If you meet one or all of these criteria then you might benefit from debt consolidation. If you have any questions, reach out to a financial advisor or debt counselor to help decide the next steps towards becoming debt free.
How To Get the Best Rates on Debt Consolidation
If you qualify, you can get lower interest rates on your loan to consolidate debt. Lenders determine interest rates based on two factors: credit score and collateral.
• Credit score: Credit score represents the statistical likelihood that a borrower will repay a debt. If you have a good credit score, you may be able to qualify for an unsecured loan (no collateral required). Typically, the higher the credit score, the lower the interest rates on the loan.

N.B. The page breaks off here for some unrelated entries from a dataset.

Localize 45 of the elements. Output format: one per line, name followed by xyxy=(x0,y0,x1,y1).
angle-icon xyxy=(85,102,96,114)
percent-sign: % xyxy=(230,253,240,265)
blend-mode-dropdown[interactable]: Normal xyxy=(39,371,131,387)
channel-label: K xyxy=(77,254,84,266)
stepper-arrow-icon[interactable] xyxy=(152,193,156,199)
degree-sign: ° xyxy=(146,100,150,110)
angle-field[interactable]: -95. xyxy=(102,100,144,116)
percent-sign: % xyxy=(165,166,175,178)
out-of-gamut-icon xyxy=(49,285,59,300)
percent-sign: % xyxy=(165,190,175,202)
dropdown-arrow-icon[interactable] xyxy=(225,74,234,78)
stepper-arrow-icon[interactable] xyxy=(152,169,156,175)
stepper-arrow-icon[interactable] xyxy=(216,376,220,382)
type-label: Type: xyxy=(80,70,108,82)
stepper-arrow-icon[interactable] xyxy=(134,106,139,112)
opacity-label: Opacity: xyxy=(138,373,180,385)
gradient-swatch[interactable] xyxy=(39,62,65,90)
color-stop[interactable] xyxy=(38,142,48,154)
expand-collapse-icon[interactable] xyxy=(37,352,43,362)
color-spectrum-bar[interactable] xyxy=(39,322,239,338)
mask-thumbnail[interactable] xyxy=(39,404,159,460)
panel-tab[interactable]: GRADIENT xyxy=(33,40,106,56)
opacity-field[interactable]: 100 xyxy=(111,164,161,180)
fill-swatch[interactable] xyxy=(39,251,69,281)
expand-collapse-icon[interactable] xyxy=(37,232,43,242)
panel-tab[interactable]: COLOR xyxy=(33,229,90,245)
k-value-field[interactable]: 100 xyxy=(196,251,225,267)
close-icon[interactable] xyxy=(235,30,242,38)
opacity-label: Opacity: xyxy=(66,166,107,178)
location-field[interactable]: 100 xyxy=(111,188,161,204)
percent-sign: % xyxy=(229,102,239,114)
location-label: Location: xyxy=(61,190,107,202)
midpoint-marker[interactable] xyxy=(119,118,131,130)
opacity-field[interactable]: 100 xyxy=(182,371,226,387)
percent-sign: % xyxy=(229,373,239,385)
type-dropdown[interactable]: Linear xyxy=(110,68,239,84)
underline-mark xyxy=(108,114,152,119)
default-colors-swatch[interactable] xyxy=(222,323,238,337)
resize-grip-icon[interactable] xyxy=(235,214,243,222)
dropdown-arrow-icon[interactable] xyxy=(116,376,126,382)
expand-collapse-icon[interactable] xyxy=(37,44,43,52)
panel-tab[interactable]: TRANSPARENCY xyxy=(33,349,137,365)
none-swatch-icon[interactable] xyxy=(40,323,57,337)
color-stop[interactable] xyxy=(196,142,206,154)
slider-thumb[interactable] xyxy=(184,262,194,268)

• Collateral: Collateral refers to an asset that the borrower can pledge as a guarantee or loan security in case they cannot repay the loan. If the borrower defaults on the loan, the lender can take that asset and sell it for cash. This can include real estate or a newer vehicle. Usually, the higher the worth of the collateral, the lower the interest rates.
Where Can I Find the Best Debt Consolidation Rates?
Online debt consolidation services make it easy to shop around and compare offers from different lenders. Traditionally, banks and credit unions tend to offer lower interest rates. Other financial institutions may deal with higher risk loans and, therefore, charge higher interest rates.
Make sure that whichever loan you choose, you end up with a lower interest rate and better repayment terms than your existing loans.